Segundo a Polícia Militar, o pai, de 26 anos, contou que para castigar Elias, durante a realização de um dever de casa, deu diversos golpes com um chinelo no menino, socos no rosto, chutes na costela e nas pernas. Por fim, ele deu uma rasteira na criança, que bateu a cabeça em um móvel e perdeu a consciência. 

O menino teve convulsões e ficou desacordado. O pai se desesperou com a situação e deu um banho no filho com o intuito de acordá-lo. Como não deu certo, ele pegou o menino e o levou a uma Unidade de Pronto-Atendimento (UPA) da cidade, sem as roupas. Ele não vestiu o menino antes de levá-lo a unidade de saúde e chegou com a criança embrulhada em uma toalha. 
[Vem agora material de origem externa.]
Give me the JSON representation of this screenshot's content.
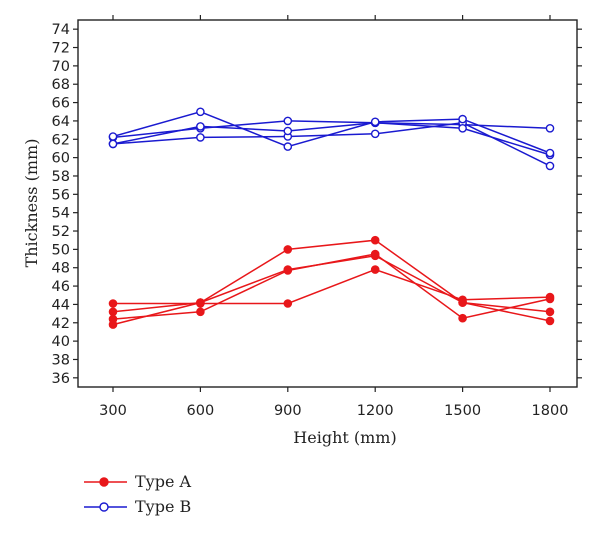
{
  "chart_data": {
    "type": "line",
    "xlabel": "Height (mm)",
    "ylabel": "Thickness (mm)",
    "x": [
      300,
      600,
      900,
      1200,
      1500,
      1800
    ],
    "xticks": [
      "300",
      "600",
      "900",
      "1200",
      "1500",
      "1800"
    ],
    "yticks": [
      "36",
      "38",
      "40",
      "42",
      "44",
      "46",
      "48",
      "50",
      "52",
      "54",
      "56",
      "58",
      "60",
      "62",
      "64",
      "66",
      "68",
      "70",
      "72",
      "74"
    ],
    "ylim": [
      35,
      75
    ],
    "grid": false,
    "legend_position": "bottom-left",
    "series": [
      {
        "name": "Type A",
        "group": "A",
        "values": [
          44.1,
          44.1,
          44.1,
          47.8,
          44.5,
          44.8
        ]
      },
      {
        "name": "Type A",
        "group": "A",
        "values": [
          43.2,
          44.2,
          50.0,
          51.0,
          44.2,
          43.2
        ]
      },
      {
        "name": "Type A",
        "group": "A",
        "values": [
          42.4,
          43.2,
          47.7,
          49.5,
          42.5,
          44.6
        ]
      },
      {
        "name": "Type A",
        "group": "A",
        "values": [
          41.8,
          44.2,
          47.8,
          49.3,
          44.2,
          42.2
        ]
      },
      {
        "name": "Type B",
        "group": "B",
        "values": [
          62.2,
          63.2,
          64.0,
          63.8,
          63.6,
          63.2
        ]
      },
      {
        "name": "Type B",
        "group": "B",
        "values": [
          61.5,
          62.2,
          62.3,
          62.6,
          63.8,
          59.1
        ]
      },
      {
        "name": "Type B",
        "group": "B",
        "values": [
          61.5,
          63.4,
          62.9,
          63.8,
          63.2,
          60.3
        ]
      },
      {
        "name": "Type B",
        "group": "B",
        "values": [
          62.3,
          65.0,
          61.2,
          63.9,
          64.2,
          60.5
        ]
      }
    ],
    "legend": [
      {
        "label": "Type A",
        "color": "#e8171a",
        "marker": "filled-circle"
      },
      {
        "label": "Type B",
        "color": "#1a1ad0",
        "marker": "open-circle"
      }
    ],
    "colors": {
      "A": "#e8171a",
      "B": "#1a1ad0"
    }
  }
}
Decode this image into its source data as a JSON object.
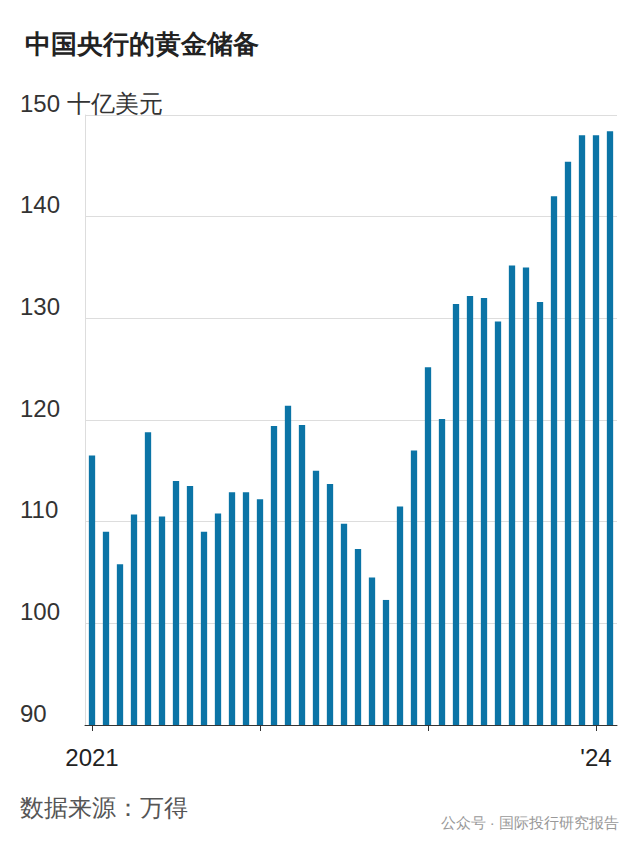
{
  "chart_data": {
    "type": "bar",
    "title": "中国央行的黄金储备",
    "source": "数据来源：万得",
    "watermark": "公众号 · 国际投行研究报告",
    "categories": [
      "2021",
      null,
      null,
      null,
      null,
      null,
      null,
      null,
      null,
      null,
      null,
      null,
      null,
      null,
      null,
      null,
      null,
      null,
      null,
      null,
      null,
      null,
      null,
      null,
      null,
      null,
      null,
      null,
      null,
      null,
      null,
      null,
      null,
      null,
      null,
      null,
      "'24",
      null
    ],
    "values": [
      116.5,
      109,
      105.8,
      110.7,
      118.8,
      110.5,
      114,
      113.5,
      109,
      110.8,
      112.9,
      112.9,
      112.2,
      119.4,
      121.4,
      119.5,
      115,
      113.7,
      109.8,
      107.3,
      104.5,
      102.3,
      111.5,
      117,
      125.2,
      120.1,
      131.4,
      132.2,
      132,
      129.7,
      135.2,
      135,
      131.6,
      142,
      145.4,
      148,
      148,
      148.4
    ],
    "color": "#0b74a6",
    "ylim": [
      90,
      150
    ],
    "yticks": [
      90,
      100,
      110,
      120,
      130,
      140,
      {
        "value": 150,
        "label": "150 十亿美元"
      }
    ],
    "grid": true
  }
}
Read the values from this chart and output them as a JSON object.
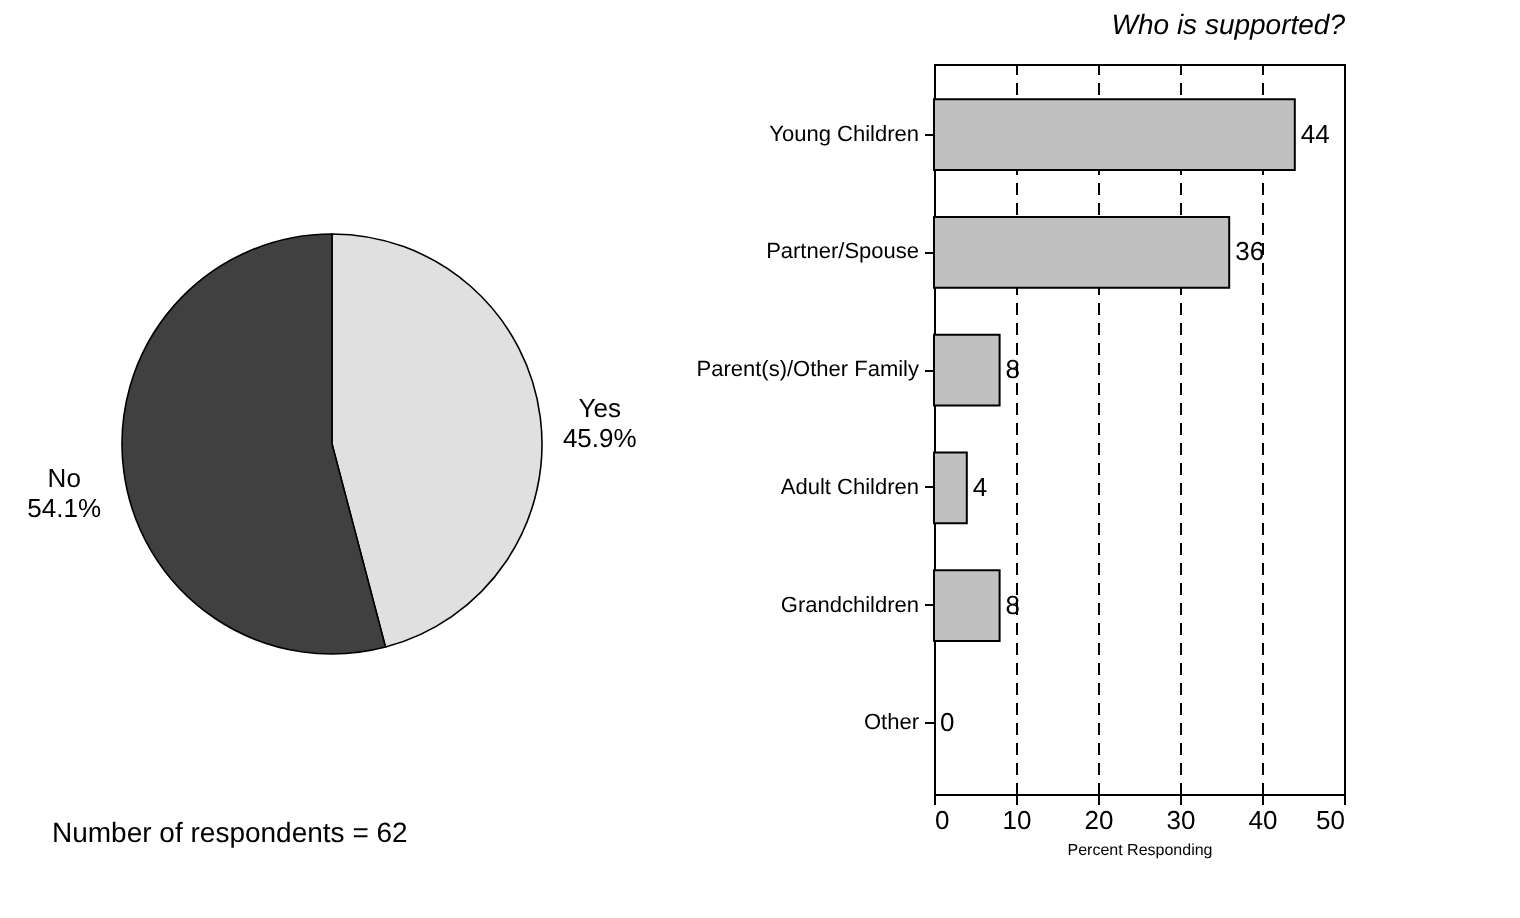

No UPA, a Polícia Militar foi acionada e o suspeito aguardava do lado de fora da unidade de saúde, onde foi preso. Ele disse que tinha ingerido bebida alcoólica, que ficou nervoso com a criança e que por isso cometeu o crime. 

O médico que atendeu Elias, informou que ele chegou em estado muito grave a UPA. Ele tinha vários hematomas no rosto, crânio e pescoço. Além de ferimentos nas costelas e nas pernas. O menino precisou ser entubado e ficou em coma. Por causa da gravidade, ele foi transferido para Belo Horizonte, onde não resistiu e morreu. 

Suspeito tem histórico de violência 

Segundo a Polícia Militar, o suspeito tem passagem por alguns crimes, dentre eles, homicídio. Ele mesmo contou aos policiais que já tinha agredido o filho outras vezes e que já tinha, inclusive, sido advertido pelo Conselho Tutelar de Uberaba. 

Após espancar o menino, o suspeito mandou a mulher dele entregar uma arma que estava na casa do casal para o irmão dele. A mulher disse aos polícias que entregou por ter medo do suspeito, com quem tem um filho pequeno. Ela disse já ter sido agredida por ele diversas vezes. 

O irmão do suspeito, um rapaz de 19 anos também foi preso. Ele fugiu dos militares e dispensou a arma, que não foi mais encontrada. 

Mãe da criança morreu em 2015

A mãe do pequena Elias morreu em 2015 vítima de um afogamento. O menino ficou sob a tutela da avó materna antes de ser levado pelo pai. A família materna da vítima é da cidade de Santa Bárbara do Leste, vizinha de Caratinga, e onde devem ocorrer o velório e enterro do menino. 

Em entrevista a um jornal local o avó materno da vítima conta que o menino foi morar com a avó paterna e o pai dele há cerca de dois meses.  “Ele falou que ia cuidar dele direitinho. Foi lá no Conselho Tutelar de Caratinga e pediu a guarda do menino. Só que ele mentiu para minha ex-mulher (avó da criança) dizendo que já tinha conseguido a guarda e levou o Elias”, disse o avô ao jornal Diário de Caratinga.

Ele contou também que não sabia que o suspeito era violento. “Meu neto sempre falava do pai e que gostava de ir para a casa dele. Inclusive quando a o pai levou ele, ele disse para a minha ex-mulher que ela não precisava nem separar roupa para ele por que o pai compraria”, conta o avô.

Segundo ele, a avó pediu falou para o suspeito que tivesse paciência com a criança. “Ela falou para o pai que era para ter paciência com o nosso neto. A avó falou para ele que o menino era assim mesmo tem vez que ele come e tem vez que ele não come”. O homem disse ainda que a família agora espera Justiça. “Agora fica só a saudade. Ele é um monstro, fazer uma barbaridade dessa”, conclui o avô. 

Suspeito foi preso em flagrante

O suspeito foi preso em flagrante e passou a ser investigado pela Polícia Civil por tortura qualificada com resultado de lesão grave, no dia do crime.

“Na noite de ontem a Polícia Civil tomou conhecimento que a vítima veio a óbito em razão das agressões do genitor. A Polícia Civil mantêm a linha investigativa de tortura qualificada, porém agora com a pena agravada com o resultado de morte. A Polícia Civil aguardará os laudos periciais e demais diligências que estão em andamento para a conclusão das investigações”, informa o delegado Ivan Lopes Sales 

Se for condenado ele pode pegar de oito a dezesseis anos de prisão. O homem está no sistema prisional.